Selain itu, menteri harus melaksanakan kebijakansesuai fungsi dan tugasnya serta melakukan evaluasi hasil pelaksanaan kebijakan. Tugas utama menteri tersebut belum ada yang dilakukan Risma. Tapi anehnya masyarakat sudah menilainya berhasil hanya karena blusukan yang gencar dipublikasikan.
Penilaian yang tidak proporsional itu harus diingatkan. Kalau tidak, nanti ada menteri yang dinilai berhasil padahal ia tidak melaksanakan tugas utamanya. Ini tentu menyedihkan. “Apalagi, Presiden Jokowi jauh-jauh hari sudah mengatakan, para pembantunya di Kabinet Indonesia Maju (KIM) tidak boleh mempunyai visi dan misi.”
Blusukan yang dilakukan, jelas Jamil, sepertinya Risma memiliki visi dan misi. Jabatan Menteri sosial sepertinya sebagai sasaran antara untuk mencapai misinya terdekat. “Saya melihat, Risma disiapkan PDIP untuk maju dalam pemilihan Gubernur DKI Jakarta tahun depan.”
PDIP, lanjut Jamil, tampak begitu berambisi untuk mengambil kembali kursi DKI Jakarta Satu yang pada Pilgub lalu lepas dari genggaman Basuki Tjahja Purnama alias Ahok. Berpasangan dengan Syaiful Hidayat, Ahok kalah dalam perolehan suara dari pasangan Anis Rasyid Baswedan-Sandiaga Salahuddin Uno.
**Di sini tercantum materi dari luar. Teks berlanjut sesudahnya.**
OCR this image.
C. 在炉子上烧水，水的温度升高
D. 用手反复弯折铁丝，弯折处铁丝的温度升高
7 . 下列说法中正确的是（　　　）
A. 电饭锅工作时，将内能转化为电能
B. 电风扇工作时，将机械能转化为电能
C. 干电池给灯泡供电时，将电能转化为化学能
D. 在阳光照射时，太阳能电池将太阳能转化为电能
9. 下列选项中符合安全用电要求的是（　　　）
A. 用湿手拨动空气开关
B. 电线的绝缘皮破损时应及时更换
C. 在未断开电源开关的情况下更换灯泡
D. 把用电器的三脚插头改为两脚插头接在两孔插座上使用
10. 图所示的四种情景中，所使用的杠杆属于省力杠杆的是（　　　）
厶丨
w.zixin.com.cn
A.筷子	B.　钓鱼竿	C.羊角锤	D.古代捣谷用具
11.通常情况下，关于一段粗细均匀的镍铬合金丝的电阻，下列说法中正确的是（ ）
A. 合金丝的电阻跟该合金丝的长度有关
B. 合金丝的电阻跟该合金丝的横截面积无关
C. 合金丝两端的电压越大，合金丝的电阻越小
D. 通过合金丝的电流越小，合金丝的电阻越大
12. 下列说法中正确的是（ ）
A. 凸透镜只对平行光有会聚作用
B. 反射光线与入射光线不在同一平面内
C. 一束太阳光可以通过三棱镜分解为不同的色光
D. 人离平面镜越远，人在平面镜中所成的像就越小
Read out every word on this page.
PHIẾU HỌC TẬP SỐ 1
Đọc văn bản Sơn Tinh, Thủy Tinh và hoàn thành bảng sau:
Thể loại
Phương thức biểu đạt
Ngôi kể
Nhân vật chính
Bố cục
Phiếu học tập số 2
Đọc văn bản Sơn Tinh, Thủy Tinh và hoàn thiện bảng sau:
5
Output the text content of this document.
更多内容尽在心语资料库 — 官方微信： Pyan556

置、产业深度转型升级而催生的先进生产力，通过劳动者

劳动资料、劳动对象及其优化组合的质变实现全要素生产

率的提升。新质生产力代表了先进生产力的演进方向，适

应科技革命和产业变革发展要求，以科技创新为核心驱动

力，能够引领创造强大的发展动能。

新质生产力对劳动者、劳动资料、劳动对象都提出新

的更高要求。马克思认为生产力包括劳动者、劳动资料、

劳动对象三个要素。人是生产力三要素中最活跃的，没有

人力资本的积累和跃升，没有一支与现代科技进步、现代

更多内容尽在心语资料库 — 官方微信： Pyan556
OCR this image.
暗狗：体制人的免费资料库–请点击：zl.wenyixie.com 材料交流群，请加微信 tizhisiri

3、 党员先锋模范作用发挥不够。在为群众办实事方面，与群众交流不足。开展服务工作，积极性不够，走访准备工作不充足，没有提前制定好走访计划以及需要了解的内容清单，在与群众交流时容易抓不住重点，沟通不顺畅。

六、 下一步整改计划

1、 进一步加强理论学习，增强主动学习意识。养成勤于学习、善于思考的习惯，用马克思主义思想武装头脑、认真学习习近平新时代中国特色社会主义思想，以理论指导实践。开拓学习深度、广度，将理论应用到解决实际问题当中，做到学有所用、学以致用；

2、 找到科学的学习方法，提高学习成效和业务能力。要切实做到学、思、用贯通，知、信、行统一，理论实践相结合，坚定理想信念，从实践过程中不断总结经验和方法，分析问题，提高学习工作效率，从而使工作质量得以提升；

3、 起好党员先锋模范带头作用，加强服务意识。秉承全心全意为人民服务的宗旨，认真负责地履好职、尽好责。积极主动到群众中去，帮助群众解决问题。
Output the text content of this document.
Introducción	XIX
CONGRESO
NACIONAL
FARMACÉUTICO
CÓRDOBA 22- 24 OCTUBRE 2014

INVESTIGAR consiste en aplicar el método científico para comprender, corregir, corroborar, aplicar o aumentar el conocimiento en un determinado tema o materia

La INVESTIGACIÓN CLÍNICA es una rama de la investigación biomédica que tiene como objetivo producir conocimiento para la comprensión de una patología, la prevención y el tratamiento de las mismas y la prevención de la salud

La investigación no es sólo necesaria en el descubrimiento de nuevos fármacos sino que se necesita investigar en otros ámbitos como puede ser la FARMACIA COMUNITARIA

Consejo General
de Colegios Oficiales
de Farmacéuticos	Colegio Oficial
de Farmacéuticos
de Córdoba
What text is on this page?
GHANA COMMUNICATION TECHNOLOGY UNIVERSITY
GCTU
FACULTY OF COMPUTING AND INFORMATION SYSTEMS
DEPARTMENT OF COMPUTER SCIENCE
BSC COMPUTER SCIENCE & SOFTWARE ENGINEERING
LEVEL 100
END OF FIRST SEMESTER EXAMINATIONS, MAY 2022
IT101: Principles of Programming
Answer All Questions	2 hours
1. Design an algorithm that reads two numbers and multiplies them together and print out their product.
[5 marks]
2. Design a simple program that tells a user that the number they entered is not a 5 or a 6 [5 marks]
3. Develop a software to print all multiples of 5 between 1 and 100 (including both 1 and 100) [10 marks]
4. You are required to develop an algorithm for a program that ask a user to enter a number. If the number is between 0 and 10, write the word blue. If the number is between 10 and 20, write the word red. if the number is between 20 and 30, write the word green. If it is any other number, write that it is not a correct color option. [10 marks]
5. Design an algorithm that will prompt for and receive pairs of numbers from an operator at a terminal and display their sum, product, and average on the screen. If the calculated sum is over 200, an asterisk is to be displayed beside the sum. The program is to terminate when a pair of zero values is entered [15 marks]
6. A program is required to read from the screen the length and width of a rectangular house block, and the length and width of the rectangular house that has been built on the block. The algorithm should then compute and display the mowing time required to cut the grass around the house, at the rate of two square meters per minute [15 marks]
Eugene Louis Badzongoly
Sebagai pembantu Presiden Jokowi dalam kabinet, ungkap Jamil, Risma jangan terlalu banyak blusukan dalam usaha menjalankan visinya. Karena bagaimanapun itu tidak dibolehkan oleh Presiden Jokowi, juga tugas-tugas yang harus diselesaikannya sebagai Menteri Sosial sangat banyak seperti data masyarakat yang berhak mendapat bantuan dari Depsos.
“Saya nilai tugas yang harus diselesaikan Risma di Kementerian sosial menumpuk. Harusnya, ini yang harus diselesaikan Risma. Sebagai pembantu Presiden, Risma jangan banyak blusukan dan publikasi dari pada kerja,” demikian Muhammad Jamiluddin Ritonga. (akhir)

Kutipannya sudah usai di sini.